La tripulación de Artemis II de la NASA superó el récord de distancia en vuelos espaciales tripulados el lunes, alcanzando 406.770 kilómetros de la Tierra durante su sobrevuelo lunar, 6.600 kilómetros más allá de la marca establecida por Apollo 13 en 1968.
Los cuatro astronautas entraron en la esfera de influencia gravitacional de la Luna el lunes por la mañana temprano a bordo de su cápsula Orion. Los astronautas de la NASA Reid Wiseman, Victor Glover y Christina Koch, junto con el astronauta de la Agencia Espacial Canadiense Jeremy Hansen, comenzaron su sexto día de vuelo a las 10:50 AM (hora del Este).
El momento histórico se produjo mientras la tripulación navegaba alrededor de la cara oculta de la Luna, posicionada aproximadamente a 6.400 kilómetros sobre su superficie oscurecida.
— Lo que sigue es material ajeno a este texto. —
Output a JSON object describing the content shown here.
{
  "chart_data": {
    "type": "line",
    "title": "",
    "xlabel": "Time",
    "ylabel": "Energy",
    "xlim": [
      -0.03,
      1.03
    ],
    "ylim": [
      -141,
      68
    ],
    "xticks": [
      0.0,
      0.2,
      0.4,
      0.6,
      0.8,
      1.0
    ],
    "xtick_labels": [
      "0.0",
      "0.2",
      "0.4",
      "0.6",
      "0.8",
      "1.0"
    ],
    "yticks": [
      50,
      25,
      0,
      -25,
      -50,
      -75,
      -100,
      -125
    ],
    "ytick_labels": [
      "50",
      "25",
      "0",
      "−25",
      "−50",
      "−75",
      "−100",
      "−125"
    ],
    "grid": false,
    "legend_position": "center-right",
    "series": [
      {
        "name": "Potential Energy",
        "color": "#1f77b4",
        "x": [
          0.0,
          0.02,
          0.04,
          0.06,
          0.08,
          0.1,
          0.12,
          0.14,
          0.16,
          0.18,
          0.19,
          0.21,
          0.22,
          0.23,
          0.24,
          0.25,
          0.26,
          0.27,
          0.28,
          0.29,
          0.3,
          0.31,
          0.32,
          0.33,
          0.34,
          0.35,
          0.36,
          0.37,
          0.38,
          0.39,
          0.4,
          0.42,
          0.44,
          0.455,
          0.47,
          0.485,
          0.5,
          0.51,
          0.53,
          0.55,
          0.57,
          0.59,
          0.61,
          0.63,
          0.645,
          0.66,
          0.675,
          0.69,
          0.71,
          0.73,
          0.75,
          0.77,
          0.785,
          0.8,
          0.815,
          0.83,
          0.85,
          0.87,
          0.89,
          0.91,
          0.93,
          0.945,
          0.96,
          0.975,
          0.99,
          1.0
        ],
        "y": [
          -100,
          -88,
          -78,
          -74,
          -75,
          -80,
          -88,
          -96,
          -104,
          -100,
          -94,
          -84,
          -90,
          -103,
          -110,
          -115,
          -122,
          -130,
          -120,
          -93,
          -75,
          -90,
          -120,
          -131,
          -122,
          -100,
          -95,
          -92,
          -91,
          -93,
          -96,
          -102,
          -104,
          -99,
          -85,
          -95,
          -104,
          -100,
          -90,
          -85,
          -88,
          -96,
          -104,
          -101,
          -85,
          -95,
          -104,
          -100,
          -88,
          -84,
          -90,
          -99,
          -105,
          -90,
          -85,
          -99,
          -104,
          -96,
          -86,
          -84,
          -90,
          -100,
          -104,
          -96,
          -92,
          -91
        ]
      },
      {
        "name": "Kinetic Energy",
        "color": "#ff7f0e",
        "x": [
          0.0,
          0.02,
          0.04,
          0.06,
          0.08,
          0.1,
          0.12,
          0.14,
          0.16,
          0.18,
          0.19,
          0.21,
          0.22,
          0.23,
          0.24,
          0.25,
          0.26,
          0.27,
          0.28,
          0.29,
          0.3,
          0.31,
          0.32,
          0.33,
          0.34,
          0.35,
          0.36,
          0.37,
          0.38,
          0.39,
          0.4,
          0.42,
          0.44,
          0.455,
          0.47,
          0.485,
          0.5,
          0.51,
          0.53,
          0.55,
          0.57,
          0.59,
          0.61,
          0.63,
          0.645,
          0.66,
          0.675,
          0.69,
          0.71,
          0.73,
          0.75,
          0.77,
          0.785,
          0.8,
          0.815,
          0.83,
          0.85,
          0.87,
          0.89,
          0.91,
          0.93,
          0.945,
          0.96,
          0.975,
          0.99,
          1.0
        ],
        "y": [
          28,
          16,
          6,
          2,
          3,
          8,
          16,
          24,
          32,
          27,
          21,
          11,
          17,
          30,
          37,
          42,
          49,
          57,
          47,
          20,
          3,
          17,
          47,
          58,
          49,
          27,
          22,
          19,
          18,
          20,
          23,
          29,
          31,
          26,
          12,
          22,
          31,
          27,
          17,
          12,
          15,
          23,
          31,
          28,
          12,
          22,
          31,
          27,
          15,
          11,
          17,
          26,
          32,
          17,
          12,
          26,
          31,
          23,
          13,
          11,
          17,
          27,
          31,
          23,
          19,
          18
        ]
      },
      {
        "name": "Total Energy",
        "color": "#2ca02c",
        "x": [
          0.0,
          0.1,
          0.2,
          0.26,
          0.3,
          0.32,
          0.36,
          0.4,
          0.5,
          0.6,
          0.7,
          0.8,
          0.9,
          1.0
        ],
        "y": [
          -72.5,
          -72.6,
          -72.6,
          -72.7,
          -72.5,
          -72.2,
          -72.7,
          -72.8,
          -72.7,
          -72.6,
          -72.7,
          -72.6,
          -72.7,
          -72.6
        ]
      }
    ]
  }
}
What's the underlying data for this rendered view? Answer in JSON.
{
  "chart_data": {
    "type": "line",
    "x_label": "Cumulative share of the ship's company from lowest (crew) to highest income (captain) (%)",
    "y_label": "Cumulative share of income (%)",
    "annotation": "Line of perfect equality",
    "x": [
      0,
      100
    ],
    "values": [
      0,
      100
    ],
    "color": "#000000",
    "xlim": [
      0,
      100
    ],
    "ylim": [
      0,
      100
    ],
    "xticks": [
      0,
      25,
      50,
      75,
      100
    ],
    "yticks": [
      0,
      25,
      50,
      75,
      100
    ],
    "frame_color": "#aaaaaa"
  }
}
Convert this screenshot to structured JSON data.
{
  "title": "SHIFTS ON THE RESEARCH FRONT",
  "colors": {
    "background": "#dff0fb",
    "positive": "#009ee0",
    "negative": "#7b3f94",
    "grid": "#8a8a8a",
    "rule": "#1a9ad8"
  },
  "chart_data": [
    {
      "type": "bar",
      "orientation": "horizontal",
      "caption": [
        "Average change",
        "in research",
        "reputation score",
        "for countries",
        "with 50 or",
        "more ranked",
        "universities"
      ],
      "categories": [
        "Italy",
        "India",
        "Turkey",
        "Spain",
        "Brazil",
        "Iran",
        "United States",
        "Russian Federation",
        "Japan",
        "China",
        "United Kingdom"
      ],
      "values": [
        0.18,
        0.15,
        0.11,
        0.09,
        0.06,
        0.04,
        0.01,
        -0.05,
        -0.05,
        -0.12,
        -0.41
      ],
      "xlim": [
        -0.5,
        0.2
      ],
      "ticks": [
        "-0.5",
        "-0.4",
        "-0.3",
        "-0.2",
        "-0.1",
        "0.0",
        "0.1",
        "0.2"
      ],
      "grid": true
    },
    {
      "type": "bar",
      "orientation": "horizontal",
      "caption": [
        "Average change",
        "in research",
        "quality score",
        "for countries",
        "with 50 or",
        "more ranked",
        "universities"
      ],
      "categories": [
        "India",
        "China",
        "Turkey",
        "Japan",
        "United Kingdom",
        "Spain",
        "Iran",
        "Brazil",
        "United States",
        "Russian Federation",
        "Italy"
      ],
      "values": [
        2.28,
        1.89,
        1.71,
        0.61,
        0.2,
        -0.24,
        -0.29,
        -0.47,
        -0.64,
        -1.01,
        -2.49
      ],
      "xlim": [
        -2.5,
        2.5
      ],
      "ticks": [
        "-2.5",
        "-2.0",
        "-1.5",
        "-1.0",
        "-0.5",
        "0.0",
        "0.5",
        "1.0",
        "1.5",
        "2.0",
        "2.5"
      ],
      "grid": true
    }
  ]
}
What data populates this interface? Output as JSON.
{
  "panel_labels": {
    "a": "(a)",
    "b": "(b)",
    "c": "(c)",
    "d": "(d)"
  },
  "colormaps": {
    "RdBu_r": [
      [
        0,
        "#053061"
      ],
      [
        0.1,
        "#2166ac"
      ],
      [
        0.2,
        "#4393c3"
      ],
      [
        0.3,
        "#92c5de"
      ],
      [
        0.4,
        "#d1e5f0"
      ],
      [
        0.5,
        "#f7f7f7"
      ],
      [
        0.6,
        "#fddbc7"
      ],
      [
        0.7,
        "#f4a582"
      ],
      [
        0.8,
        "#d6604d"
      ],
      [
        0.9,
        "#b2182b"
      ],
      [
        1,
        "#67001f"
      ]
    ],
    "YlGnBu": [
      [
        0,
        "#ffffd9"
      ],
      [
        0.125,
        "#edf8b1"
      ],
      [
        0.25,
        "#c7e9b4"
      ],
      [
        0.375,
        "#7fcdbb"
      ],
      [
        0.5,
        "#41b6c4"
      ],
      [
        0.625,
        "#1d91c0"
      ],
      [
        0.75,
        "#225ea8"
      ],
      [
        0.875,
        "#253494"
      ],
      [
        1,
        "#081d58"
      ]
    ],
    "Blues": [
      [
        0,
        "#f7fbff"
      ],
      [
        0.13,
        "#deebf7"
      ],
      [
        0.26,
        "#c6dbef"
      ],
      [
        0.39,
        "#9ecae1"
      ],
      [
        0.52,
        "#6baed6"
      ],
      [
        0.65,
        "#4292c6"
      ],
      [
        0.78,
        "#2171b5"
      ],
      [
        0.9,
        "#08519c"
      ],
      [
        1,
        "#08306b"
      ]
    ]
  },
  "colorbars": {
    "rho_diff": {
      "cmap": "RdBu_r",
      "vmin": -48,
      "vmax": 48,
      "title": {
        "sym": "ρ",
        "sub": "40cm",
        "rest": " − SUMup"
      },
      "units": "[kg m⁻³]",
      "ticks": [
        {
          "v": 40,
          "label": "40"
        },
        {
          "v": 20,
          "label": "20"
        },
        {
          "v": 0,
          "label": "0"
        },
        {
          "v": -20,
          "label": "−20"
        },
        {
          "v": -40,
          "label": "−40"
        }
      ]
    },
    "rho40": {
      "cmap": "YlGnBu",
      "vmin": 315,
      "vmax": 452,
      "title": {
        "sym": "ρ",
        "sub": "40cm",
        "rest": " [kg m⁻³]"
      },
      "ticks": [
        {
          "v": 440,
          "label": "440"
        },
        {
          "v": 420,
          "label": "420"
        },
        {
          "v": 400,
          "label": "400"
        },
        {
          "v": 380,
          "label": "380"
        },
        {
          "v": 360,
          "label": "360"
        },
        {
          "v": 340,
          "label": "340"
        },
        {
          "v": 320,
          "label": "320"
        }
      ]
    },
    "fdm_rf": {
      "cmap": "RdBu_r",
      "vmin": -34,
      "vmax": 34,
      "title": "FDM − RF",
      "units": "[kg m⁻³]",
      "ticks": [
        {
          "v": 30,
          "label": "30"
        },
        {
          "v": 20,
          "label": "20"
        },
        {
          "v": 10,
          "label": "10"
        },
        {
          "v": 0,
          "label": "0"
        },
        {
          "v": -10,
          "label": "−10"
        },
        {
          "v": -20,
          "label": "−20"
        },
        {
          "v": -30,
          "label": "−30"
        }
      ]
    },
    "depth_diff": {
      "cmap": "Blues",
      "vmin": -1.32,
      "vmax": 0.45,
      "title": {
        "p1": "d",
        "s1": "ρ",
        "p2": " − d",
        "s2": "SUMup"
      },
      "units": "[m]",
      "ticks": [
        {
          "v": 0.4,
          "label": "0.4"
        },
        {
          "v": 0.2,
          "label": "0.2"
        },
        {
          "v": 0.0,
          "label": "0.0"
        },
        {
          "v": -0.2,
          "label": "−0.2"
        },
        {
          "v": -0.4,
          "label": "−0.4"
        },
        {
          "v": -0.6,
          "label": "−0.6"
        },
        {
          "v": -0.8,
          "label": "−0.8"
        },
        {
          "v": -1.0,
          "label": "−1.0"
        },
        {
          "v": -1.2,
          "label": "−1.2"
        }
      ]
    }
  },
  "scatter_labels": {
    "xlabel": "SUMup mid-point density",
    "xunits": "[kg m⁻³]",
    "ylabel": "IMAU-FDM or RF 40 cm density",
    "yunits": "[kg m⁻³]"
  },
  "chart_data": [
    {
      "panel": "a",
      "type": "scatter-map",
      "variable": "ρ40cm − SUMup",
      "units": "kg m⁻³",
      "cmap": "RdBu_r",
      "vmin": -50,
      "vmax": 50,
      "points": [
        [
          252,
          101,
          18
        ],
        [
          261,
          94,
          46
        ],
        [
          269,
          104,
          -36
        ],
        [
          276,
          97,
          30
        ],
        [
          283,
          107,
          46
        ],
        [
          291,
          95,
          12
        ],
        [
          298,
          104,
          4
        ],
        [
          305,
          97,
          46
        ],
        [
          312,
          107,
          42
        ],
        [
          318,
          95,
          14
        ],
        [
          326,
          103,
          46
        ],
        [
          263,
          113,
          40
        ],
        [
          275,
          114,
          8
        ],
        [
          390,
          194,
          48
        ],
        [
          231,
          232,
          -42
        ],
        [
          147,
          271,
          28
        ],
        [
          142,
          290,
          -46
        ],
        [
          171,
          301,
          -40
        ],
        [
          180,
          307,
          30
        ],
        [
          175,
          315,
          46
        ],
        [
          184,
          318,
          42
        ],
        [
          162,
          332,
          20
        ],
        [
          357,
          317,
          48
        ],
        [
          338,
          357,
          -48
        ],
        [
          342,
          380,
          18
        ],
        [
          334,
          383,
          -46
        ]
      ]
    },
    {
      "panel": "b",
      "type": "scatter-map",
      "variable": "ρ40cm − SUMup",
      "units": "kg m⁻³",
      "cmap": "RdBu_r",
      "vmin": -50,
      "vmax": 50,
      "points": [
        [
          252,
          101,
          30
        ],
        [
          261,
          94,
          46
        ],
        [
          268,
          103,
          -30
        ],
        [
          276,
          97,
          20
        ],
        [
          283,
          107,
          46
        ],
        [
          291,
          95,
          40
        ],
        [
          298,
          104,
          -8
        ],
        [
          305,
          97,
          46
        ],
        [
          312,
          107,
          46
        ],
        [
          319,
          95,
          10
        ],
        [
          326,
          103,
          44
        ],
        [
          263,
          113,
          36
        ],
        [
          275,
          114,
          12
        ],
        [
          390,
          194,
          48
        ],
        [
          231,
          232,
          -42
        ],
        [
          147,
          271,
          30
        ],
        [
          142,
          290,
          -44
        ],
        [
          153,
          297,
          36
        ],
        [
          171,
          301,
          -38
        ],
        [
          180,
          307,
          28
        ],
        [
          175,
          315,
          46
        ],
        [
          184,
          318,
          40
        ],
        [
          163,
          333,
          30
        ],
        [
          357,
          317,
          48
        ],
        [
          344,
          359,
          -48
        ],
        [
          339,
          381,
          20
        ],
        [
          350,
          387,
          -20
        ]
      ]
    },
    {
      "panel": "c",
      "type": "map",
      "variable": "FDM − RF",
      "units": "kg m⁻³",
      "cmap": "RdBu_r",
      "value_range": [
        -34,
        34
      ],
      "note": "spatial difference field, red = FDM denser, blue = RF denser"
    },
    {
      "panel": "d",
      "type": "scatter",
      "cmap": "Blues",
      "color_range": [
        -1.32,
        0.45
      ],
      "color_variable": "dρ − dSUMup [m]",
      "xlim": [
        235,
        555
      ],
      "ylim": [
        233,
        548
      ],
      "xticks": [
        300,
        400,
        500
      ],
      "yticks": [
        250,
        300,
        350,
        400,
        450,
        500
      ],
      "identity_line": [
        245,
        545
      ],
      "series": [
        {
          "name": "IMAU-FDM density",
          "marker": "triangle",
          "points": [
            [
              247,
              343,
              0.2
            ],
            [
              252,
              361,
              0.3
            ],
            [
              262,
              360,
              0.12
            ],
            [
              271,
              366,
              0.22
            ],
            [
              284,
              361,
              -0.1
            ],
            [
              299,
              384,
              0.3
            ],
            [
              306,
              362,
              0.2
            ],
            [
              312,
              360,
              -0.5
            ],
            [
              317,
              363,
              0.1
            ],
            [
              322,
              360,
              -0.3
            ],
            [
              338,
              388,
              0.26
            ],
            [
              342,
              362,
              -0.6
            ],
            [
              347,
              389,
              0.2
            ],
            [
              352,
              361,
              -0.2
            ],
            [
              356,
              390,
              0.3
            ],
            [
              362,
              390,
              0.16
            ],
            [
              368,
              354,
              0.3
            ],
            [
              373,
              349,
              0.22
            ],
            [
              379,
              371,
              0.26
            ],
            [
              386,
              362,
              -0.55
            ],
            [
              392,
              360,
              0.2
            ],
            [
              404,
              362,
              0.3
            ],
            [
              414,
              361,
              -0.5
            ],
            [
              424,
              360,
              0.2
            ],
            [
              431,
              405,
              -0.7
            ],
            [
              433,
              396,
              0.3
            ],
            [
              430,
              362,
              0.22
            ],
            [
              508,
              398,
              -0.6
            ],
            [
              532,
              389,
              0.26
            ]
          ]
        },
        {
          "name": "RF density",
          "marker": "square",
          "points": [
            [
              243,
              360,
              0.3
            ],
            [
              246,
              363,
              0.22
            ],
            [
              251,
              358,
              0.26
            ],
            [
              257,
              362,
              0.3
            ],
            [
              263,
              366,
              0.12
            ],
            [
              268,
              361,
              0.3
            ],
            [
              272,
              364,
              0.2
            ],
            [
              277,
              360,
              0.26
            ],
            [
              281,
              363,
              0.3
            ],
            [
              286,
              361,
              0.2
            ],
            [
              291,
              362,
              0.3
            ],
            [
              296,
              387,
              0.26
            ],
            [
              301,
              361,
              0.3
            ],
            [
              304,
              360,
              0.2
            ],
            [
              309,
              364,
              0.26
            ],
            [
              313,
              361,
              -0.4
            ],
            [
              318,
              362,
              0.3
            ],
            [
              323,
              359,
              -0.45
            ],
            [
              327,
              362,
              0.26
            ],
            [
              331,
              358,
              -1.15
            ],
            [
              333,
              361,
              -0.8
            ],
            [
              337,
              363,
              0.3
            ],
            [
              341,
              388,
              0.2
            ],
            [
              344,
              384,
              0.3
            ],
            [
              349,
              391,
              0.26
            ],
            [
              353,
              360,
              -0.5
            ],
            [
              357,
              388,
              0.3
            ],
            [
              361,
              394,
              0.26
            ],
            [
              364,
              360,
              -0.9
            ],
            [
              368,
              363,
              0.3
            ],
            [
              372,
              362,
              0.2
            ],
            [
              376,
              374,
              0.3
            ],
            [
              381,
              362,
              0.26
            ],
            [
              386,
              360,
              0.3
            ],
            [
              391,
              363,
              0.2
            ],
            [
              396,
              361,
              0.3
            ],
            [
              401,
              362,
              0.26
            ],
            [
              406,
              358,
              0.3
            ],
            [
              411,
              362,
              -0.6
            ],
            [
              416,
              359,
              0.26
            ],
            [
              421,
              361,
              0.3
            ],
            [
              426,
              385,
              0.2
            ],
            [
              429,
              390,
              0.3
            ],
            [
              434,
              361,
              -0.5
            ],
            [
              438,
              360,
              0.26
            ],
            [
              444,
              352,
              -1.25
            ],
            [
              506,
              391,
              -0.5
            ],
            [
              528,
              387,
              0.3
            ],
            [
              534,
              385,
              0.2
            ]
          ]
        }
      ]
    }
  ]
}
Desde este punto de vista, la Tierra apareció del tamaño de una pelota de baloncesto contra el fondo cósmico: una perspectiva que ningún ser humano había presenciado antes.
Esta misión marca la primera vez que toda la cuenca lunar ha sido vista con ojos humanos
NASA — Dawn
El sobrevuelo lunar comenzó oficialmente a las 2:34 PM (hora del Este), sumiendo a los astronautas en seis horas de oscuridad y cortes intermitentes de comunicaciones. Durante esta fase, la Luna bloqueó las señales de la Red de Espacio Profundo de la NASA, la red global de enormes antenas de radio que mantienen el contacto con la tripulación.
Dawn enmarca la misión como un logro científico directo, al tiempo que enfatiza la competencia geopolítica con China. El medio destaca el calendario de la NASA para establecer presencia lunar 'antes que China', posicionando la misión dentro de la dinámica de la carrera espacial más que como un avance puramente científico.
The Straits Times presenta un relato técnico equilibrado centrado en los hitos de la misión y los logros científicos. Desde una perspectiva regional, Singapur destaca la colaboración internacional, en particular la participación del astronauta canadiense, al tiempo que mantiene una cobertura neutral de la competencia espacial entre EE.UU. y China.
La documentación científica se convirtió en una prioridad durante la ventana de comunicaciones. Los astronautas capturaron fotografías detalladas a través de las ventanas de Orion, documentando la luz solar filtrándose alrededor de los bordes de la Luna en lo que, en efecto, constituía un eclipse lunar desde su perspectiva única.
La tripulación también fotografió la Tierra elevándose sobre el horizonte lunar mientras su cápsula emergía de la sombra de la Luna: una inversión celestial del amanecer lunar visto desde la Tierra. Estas imágenes proporcionan datos científicos sin precedentes sobre fenómenos lunares que solo habían sido observados por misiones robóticas.
Decenas de científicos lunares estacionados en la Sala de Evaluación Científica del Centro Espacial Johnson en Houston monitorearon las descripciones en tiempo real de los astronautas. La tripulación se había entrenado extensamente para identificar y documentar diversas características lunares durante su sobrevuelo.
Anteriormente en la misión, los astronautas capturaron imágenes de la cuenca Oriental, un enorme cráter que se asemeja a un blanco de tiro que solo había sido fotografiado por cámaras en órbita. La visibilidad completa de la cuenca marcó otro hito en la observación humana.
Este hito representa el punto culminante de la misión Artemis II, que dura casi 10 días, y sirve como el primer vuelo de prueba tripulado del ambicioso programa lunar de la NASA. La iniciativa, que cuesta miles de millones de dólares, tiene como objetivo llevar a los astronautas de vuelta a la superficie lunar para 2028, estableciendo una presencia estadounidense sostenida antes de que China logre capacidades similares.
La misión cumple un doble propósito: probar los sistemas de soporte vital de Orion y las interfaces de la tripulación, al tiempo que demuestra las capacidades lunares renovadas de Estados Unidos. El éxito aquí allana el camino para Artemis III, que intentará el primer alunizaje desde Apollo 17 en 1972.
Más allá de los objetivos lunares inmediatos, la NASA visualiza la base lunar como un campo de pruebas para futuras misiones a Marte. El hostil entorno lunar ofrece condiciones ideales para probar tecnologías y procedimientos necesarios para la exploración del espacio profundo.